I've finished three books in the last 36 hours. Now I am 30 pages away from finishing a fourth. Expect words on Brideshead Revisited this weekend, after my Skype conference with Molly. The other two that I read cover to cover the recently are more reasonably squished into such a short time frame-- A Wind in the Door and A Swiftly Tilting Planet, both by Madeleine L'Engle, in a series with her more famous A Wrinkle in Time.
Every time I read those books (and I have done so at least 6 or 7 times), I am amazed at the way Ms. L'Engle's mind works. How is it that she creates such a complex world of interwoven threads of physics, biology, literature, history, mythology, and what-if-that-happened is utterly beyond me. How she then knows that world so intimately that the complex becomes simple and approaches the story with so little drama that children can grasp it is UNFATHOMABLE.
Hers is a mind capable of focus. Hers is a mind capable of creation. Hers is a mind capable of persuasion.
I don't think I know anybody who functions on a level remotely close to hers, and I wonder-- what does this kind of story-making have to do with my way of life? Am I relient on constant occupation and fast-moving information input because I am incapable of creating anything real enough to engage me? Or have I failed to create anything this real because I have grown so used to exercising the fast-twitch muscles of my brain that I don't want to do anything else?
'Not everybody is able to see me,' he told her. 'I'm real, and most earthlings can bear very little reality.' (A Wind in the Door)
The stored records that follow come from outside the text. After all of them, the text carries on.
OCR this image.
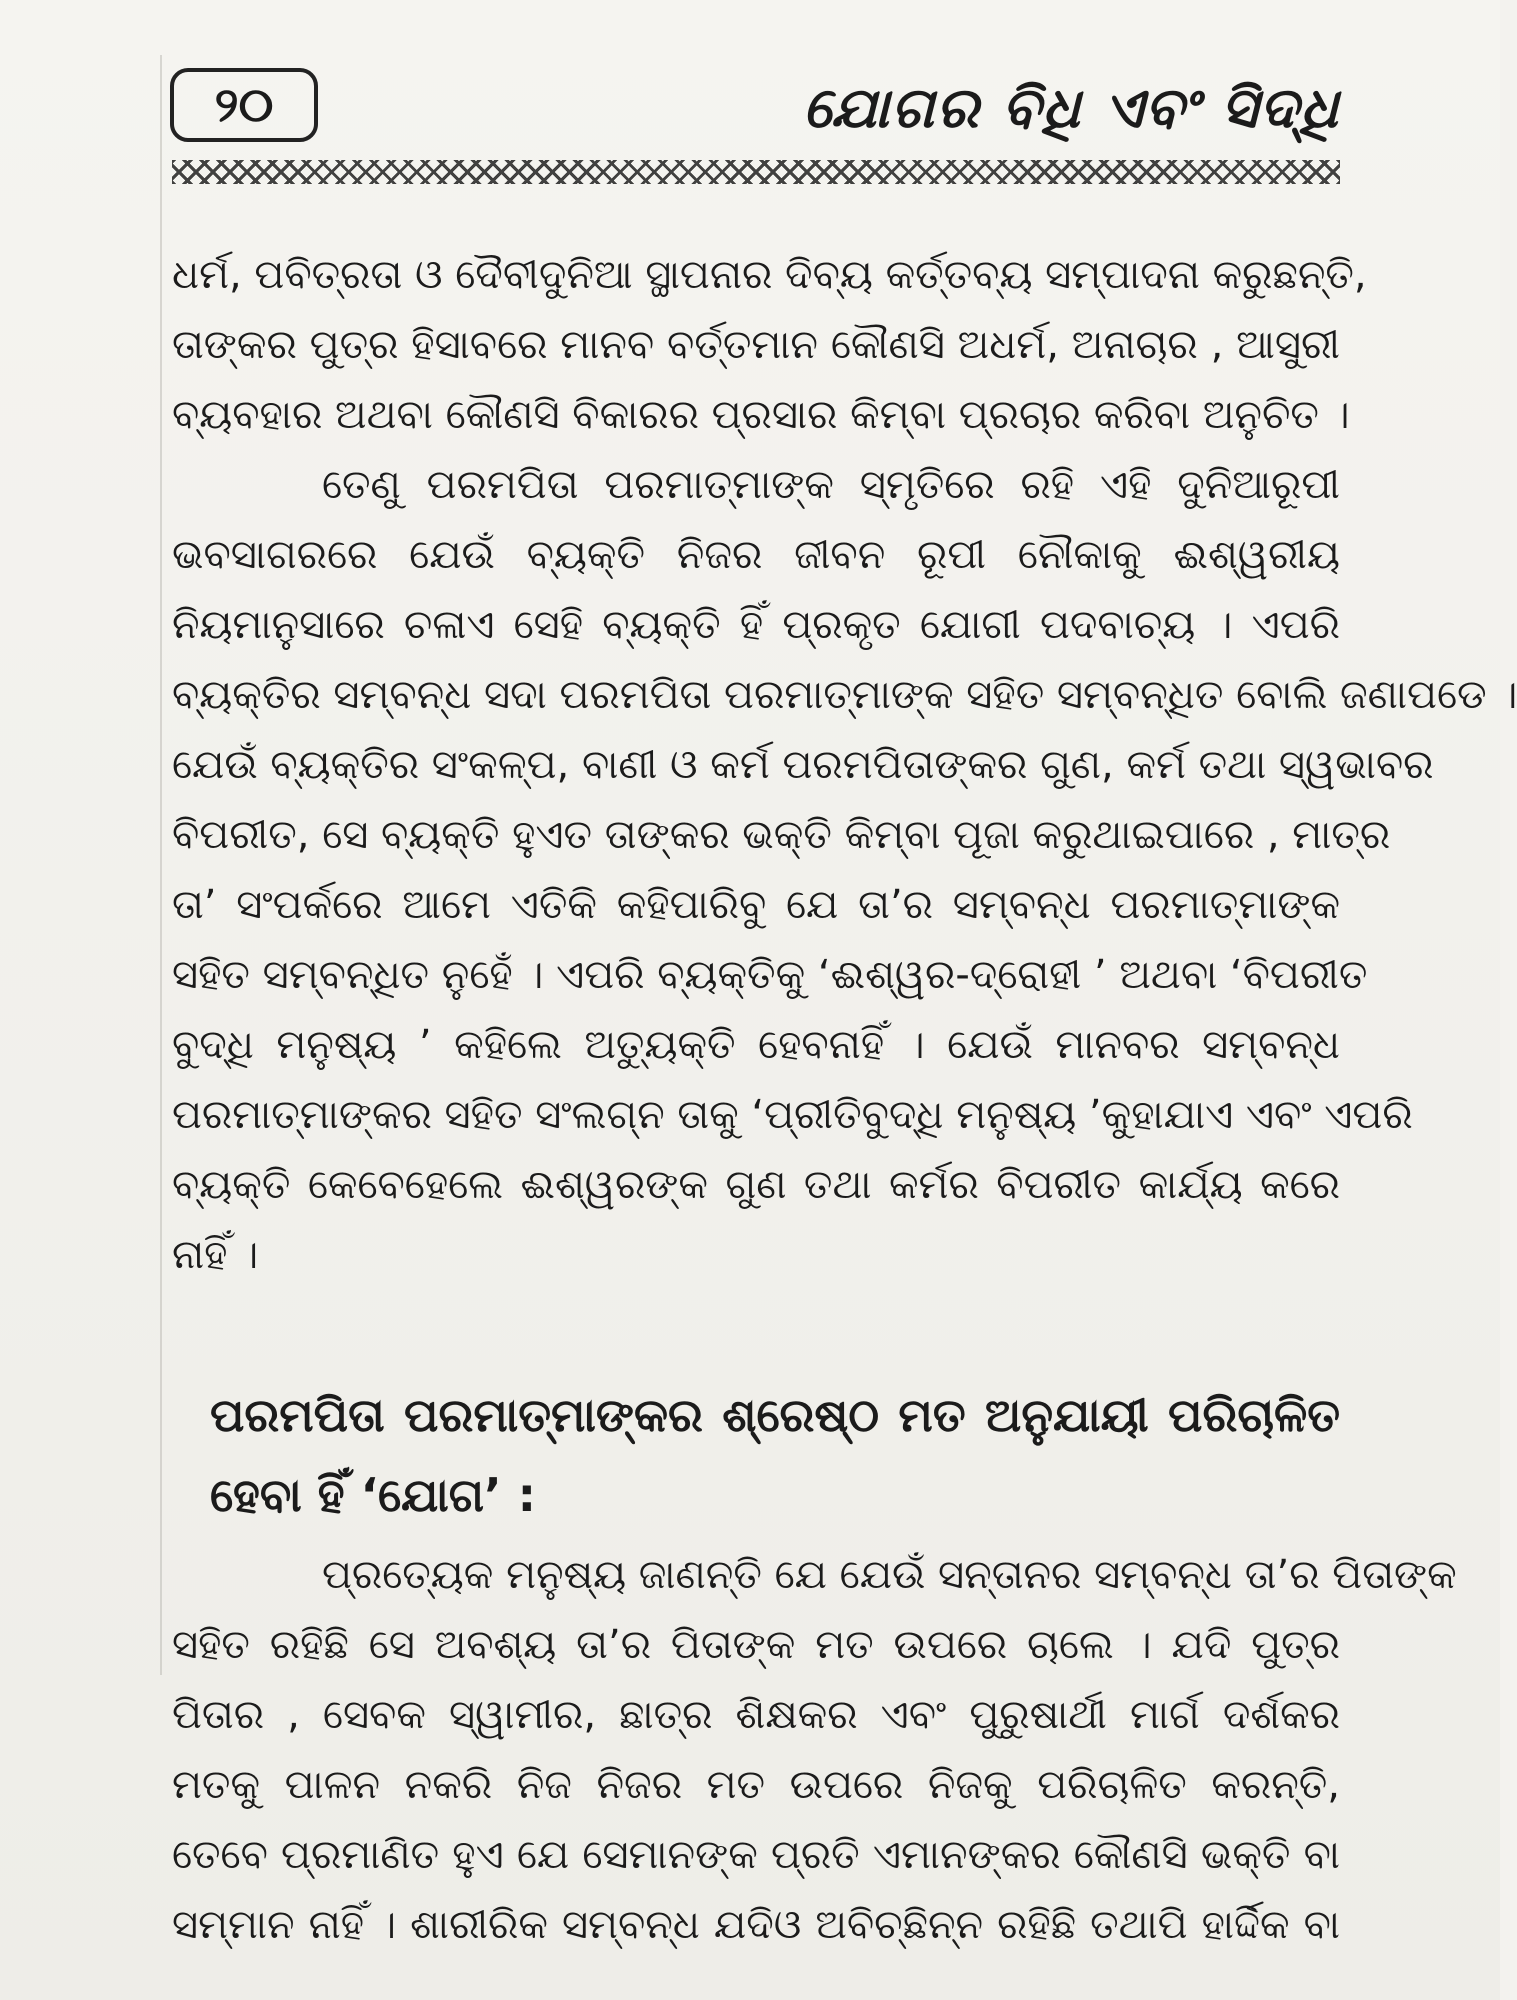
୨୦	ଯୋଗର ବିଧି ଏବଂ ସିଦ୍ଧି
ଧର୍ମ, ପବିତ୍ରତା ଓ ଦୈବୀଦୁନିଆ ସ୍ଥାପନାର ଦିବ୍ୟ କର୍ତ୍ତବ୍ୟ ସମ୍ପାଦନା କରୁଛନ୍ତି,
ତାଙ୍କର ପୁତ୍ର ହିସାବରେ ମାନବ ବର୍ତ୍ତମାନ କୌଣସି ଅଧର୍ମ, ଅନାଚାର , ଆସୁରୀ
ବ୍ୟବହାର ଅଥବା କୌଣସି ବିକାରର ପ୍ରସାର କିମ୍ବା ପ୍ରଚାର କରିବା ଅନୁଚିତ ।
ତେଣୁ ପରମପିତା ପରମାତ୍ମାଙ୍କ ସ୍ମୃତିରେ ରହି ଏହି ଦୁନିଆରୂପୀ
ଭବସାଗରରେ ଯେଉଁ ବ୍ୟକ୍ତି ନିଜର ଜୀବନ ରୂପୀ ନୌକାକୁ ଈଶ୍ୱରୀୟ
ନିୟମାନୁସାରେ ଚଳାଏ ସେହି ବ୍ୟକ୍ତି ହିଁ ପ୍ରକୃତ ଯୋଗୀ ପଦବାଚ୍ୟ । ଏପରି
ବ୍ୟକ୍ତିର ସମ୍ବନ୍ଧ ସଦା ପରମପିତା ପରମାତ୍ମାଙ୍କ ସହିତ ସମ୍ବନ୍ଧିତ ବୋଲି ଜଣାପଡେ ।
ଯେଉଁ ବ୍ୟକ୍ତିର ସଂକଳ୍ପ, ବାଣୀ ଓ କର୍ମ ପରମପିତାଙ୍କର ଗୁଣ, କର୍ମ ତଥା ସ୍ୱଭାବର
ବିପରୀତ, ସେ ବ୍ୟକ୍ତି ହୁଏତ ତାଙ୍କର ଭକ୍ତି କିମ୍ବା ପୂଜା କରୁଥାଇପାରେ , ମାତ୍ର
ତା’ ସଂପର୍କରେ ଆମେ ଏତିକି କହିପାରିବୁ ଯେ ତା’ର ସମ୍ବନ୍ଧ ପରମାତ୍ମାଙ୍କ
ସହିତ ସମ୍ବନ୍ଧିତ ନୁହେଁ । ଏପରି ବ୍ୟକ୍ତିକୁ ‘ଈଶ୍ୱର-ଦ୍ରୋହୀ ’ ଅଥବା ‘ବିପରୀତ
ବୁଦ୍ଧି ମନୁଷ୍ୟ ’ କହିଲେ ଅତ୍ୟୁକ୍ତି ହେବନାହିଁ । ଯେଉଁ ମାନବର ସମ୍ବନ୍ଧ
ପରମାତ୍ମାଙ୍କର ସହିତ ସଂଲଗ୍ନ ତାକୁ ‘ପ୍ରୀତିବୁଦ୍ଧି ମନୁଷ୍ୟ ’କୁହାଯାଏ ଏବଂ ଏପରି
ବ୍ୟକ୍ତି କେବେହେଲେ ଈଶ୍ୱରଙ୍କ ଗୁଣ ତଥା କର୍ମର ବିପରୀତ କାର୍ଯ୍ୟ କରେ
ନାହିଁ ।
ପରମପିତା ପରମାତ୍ମାଙ୍କର ଶ୍ରେଷ୍ଠ ମତ ଅନୁଯାୟୀ ପରିଚାଳିତ
ହେବା ହିଁ ‘ଯୋଗ’ :
ପ୍ରତ୍ୟେକ ମନୁଷ୍ୟ ଜାଣନ୍ତି ଯେ ଯେଉଁ ସନ୍ତାନର ସମ୍ବନ୍ଧ ତା’ର ପିତାଙ୍କ
ସହିତ ରହିଛି ସେ ଅବଶ୍ୟ ତା’ର ପିତାଙ୍କ ମତ ଉପରେ ଚାଲେ । ଯଦି ପୁତ୍ର
ପିତାର , ସେବକ ସ୍ୱାମୀର, ଛାତ୍ର ଶିକ୍ଷକର ଏବଂ ପୁରୁଷାର୍ଥୀ ମାର୍ଗ ଦର୍ଶକର
ମତକୁ ପାଳନ ନକରି ନିଜ ନିଜର ମତ ଉପରେ ନିଜକୁ ପରିଚାଳିତ କରନ୍ତି,
ତେବେ ପ୍ରମାଣିତ ହୁଏ ଯେ ସେମାନଙ୍କ ପ୍ରତି ଏମାନଙ୍କର କୌଣସି ଭକ୍ତି ବା
ସମ୍ମାନ ନାହିଁ । ଶାରୀରିକ ସମ୍ବନ୍ଧ ଯଦିଓ ଅବିଚ୍ଛିନ୍ନ ରହିଛି ତଥାପି ହାର୍ଦ୍ଦିକ ବା
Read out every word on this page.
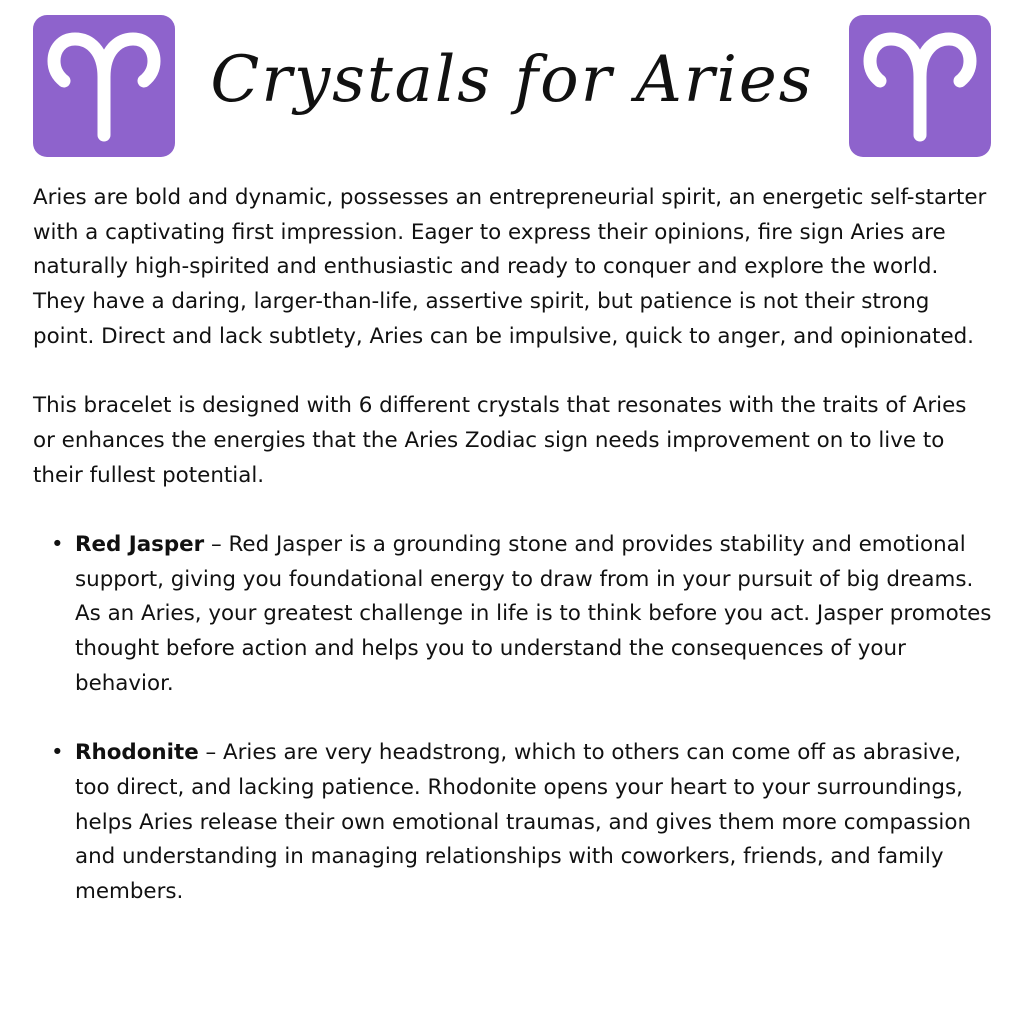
Crystals for Aries

Aries are bold and dynamic, possesses an entrepreneurial spirit, an energetic self-starter with a captivating first impression. Eager to express their opinions, fire sign Aries are naturally high-spirited and enthusiastic and ready to conquer and explore the world. They have a daring, larger-than-life, assertive spirit, but patience is not their strong point. Direct and lack subtlety, Aries can be impulsive, quick to anger, and opinionated.

This bracelet is designed with 6 different crystals that resonates with the traits of Aries or enhances the energies that the Aries Zodiac sign needs improvement on to live to their fullest potential.

• Red Jasper – Red Jasper is a grounding stone and provides stability and emotional support, giving you foundational energy to draw from in your pursuit of big dreams. As an Aries, your greatest challenge in life is to think before you act. Jasper promotes thought before action and helps you to understand the consequences of your behavior.
• Rhodonite – Aries are very headstrong, which to others can come off as abrasive, too direct, and lacking patience. Rhodonite opens your heart to your surroundings, helps Aries release their own emotional traumas, and gives them more compassion and understanding in managing relationships with coworkers, friends, and family members.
This goes beyond trouble focusing on a task without getting distracted. This is an issue of directed entrance into a problem, a story, a world, a question that is not inside my control. For me, I feel challenged in this way most often in literature. It calls me out of myself, but not into a void of flashing screens and vapid plots (like much of my phone-flipping and some of my book-reading), but into a world somehow solider than I am. It's all kinds of scary, but at the same time necessary. Because I want a mind like Madeleine L'Engle's.